Cette proximité des désirs et la rivalité qu'elle entraîne va caractériser ce que Girard nommera dans un premier temps la médiation interne et qui deviendra par la suite le désir mimétique
L'adoration du sujet se nourrit de cet orgueil qui rend son modèle si désirable : l'élève entend au moins égaler le maître, l'économie nipponne faire aussi bien que l'économie occidentale. Plus le sujet imite le modèle et moins ce qui les sépare devient perceptible, la (les) différence(s) étant proprement absorbée(s) par le premier.

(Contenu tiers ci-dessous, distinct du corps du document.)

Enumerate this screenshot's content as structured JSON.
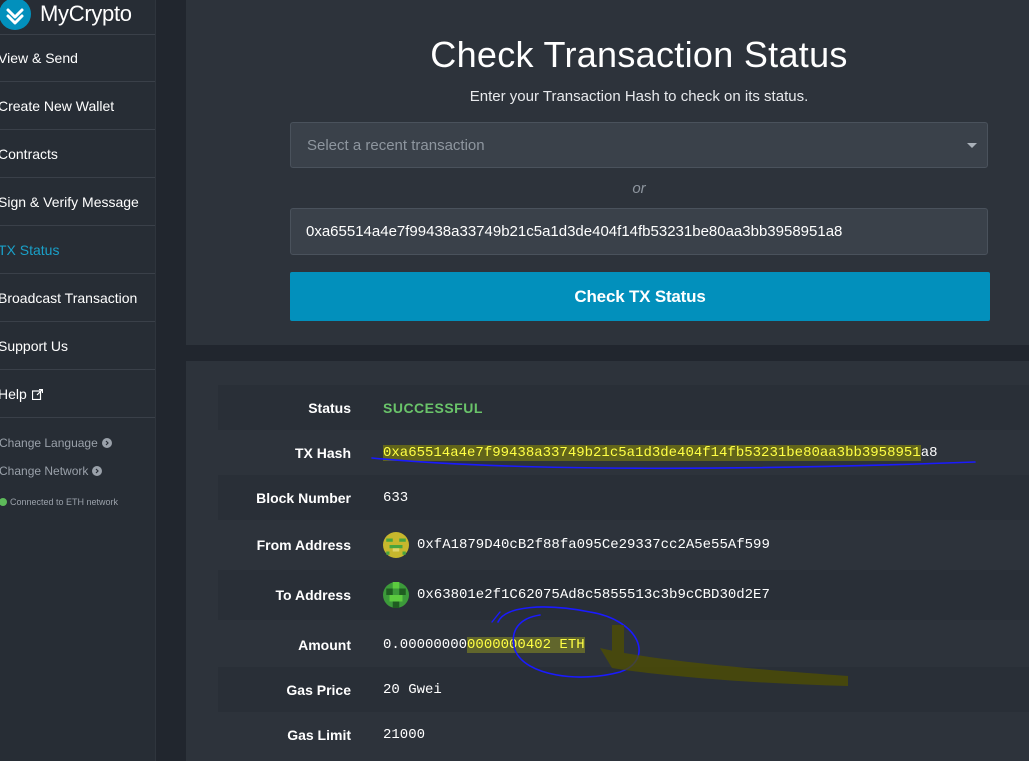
{
  "app": {
    "name": "MyCrypto"
  },
  "sidebar": {
    "items": [
      {
        "label": "View & Send"
      },
      {
        "label": "Create New Wallet"
      },
      {
        "label": "Contracts"
      },
      {
        "label": "Sign & Verify Message"
      },
      {
        "label": "TX Status",
        "active": true
      },
      {
        "label": "Broadcast Transaction"
      },
      {
        "label": "Support Us"
      },
      {
        "label": "Help",
        "icon": "external-link-icon"
      }
    ],
    "change_language": "Change Language",
    "change_network": "Change Network",
    "network_status": "Connected to ETH network"
  },
  "check": {
    "title": "Check Transaction Status",
    "subtitle": "Enter your Transaction Hash to check on its status.",
    "select_placeholder": "Select a recent transaction",
    "or_text": "or",
    "hash_value": "0xa65514a4e7f99438a33749b21c5a1d3de404f14fb53231be80aa3bb3958951a8",
    "button_label": "Check TX Status"
  },
  "result": {
    "status_label": "Status",
    "status_value": "SUCCESSFUL",
    "tx_hash_label": "TX Hash",
    "tx_hash_main": "0xa65514a4e7f99438a33749b21c5a1d3de404f14fb53231be80aa3bb3958951",
    "tx_hash_tail": "a8",
    "block_label": "Block Number",
    "block_value": "633",
    "from_label": "From Address",
    "from_value": "0xfA1879D40cB2f88fa095Ce29337cc2A5e55Af599",
    "to_label": "To Address",
    "to_value": "0x63801e2f1C62075Ad8c5855513c3b9cCBD30d2E7",
    "amount_label": "Amount",
    "amount_part1": "0.00000000",
    "amount_part2": "0000000402 ETH",
    "gas_price_label": "Gas Price",
    "gas_price_value": "20 Gwei",
    "gas_limit_label": "Gas Limit",
    "gas_limit_value": "21000"
  },
  "colors": {
    "accent": "#0290bc",
    "active_nav": "#1aa0c8",
    "success": "#6ac46a",
    "highlight": "#ffff44",
    "annotation_pen": "#1a1aff"
  }
}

Regardons comment Jean-Marc Reiser avait illustré les rapports entre riches et pauvres (On vit une époque formidable - Editions Albin Michel) :
Je ne peux pas reproduire ici la totalité de la page, mais il est assez intéressant de s'attarder sur le représentation que donne Reiser du modèle, en l'espèce le "riche". Comme on peut le constater, à un moment donné, celui-ci est tellement irrité par la conduite imitative du sujet (le "pauvre") que le partir en vacances va devenir totalement secondaire à ses yeux. S'il est conduit à faire le tour du monde d'abord une fois, puis deux, puis quatre, ce n'est plus pour le visiter mais uniquement pour avoir le dernier mot sur le "pauvre", qui s'acharne à faire comme lui.
Le regard du dernier personnage, qui est celui qui "boucle" le cercle de cette rivalité, est d'ailleurs à présent tourné vers son imitateur. Dans l'image suivante, celui-ci sera présenté de façon quasi identique au modèle et regardant, lui aussi, dans la direction où est censé se trouver son rival. Les deux éléments fondamentaux de l'hypothèse mimétique sont bien là : les différences modèle-sujet ont été abolies, l'objet de la circularité des comportements s'est totalement effacé pour ne laisser place qu'à la rivalité à nue du modèle et du sujet.
Il ne suffit donc pas de réintroduire de la différence dans la relation modèle-sujet. Toute "fuite en avant" ne pourrait durer qu'un temps seulement, car ce que ferait le modèle serait aussitôt imité par le sujet.
Quand l'élève dispose des mêmes connaissances que le maître, il n'y a bien sûr plus ni élève ni maître mais deux personnes possédant le même savoir : la hiérarchie initiale qui permettait de situer l'un et l'autre dans le monde, l'un par rapport à l'autre dans leur relation, est abolie. Le modèle sent le danger que peut présenter pour lui cette confusion, cette indifférenciation qui deviendrait la pire des situations. D'autant qu'existe toujours le risque que l'élève dépasse le maître et que l'original soit bientôt considéré comme la copie. Mais plus les rivaux mimétiques sont proches et tentent de se différencier et plus ils finissent par se ressembler.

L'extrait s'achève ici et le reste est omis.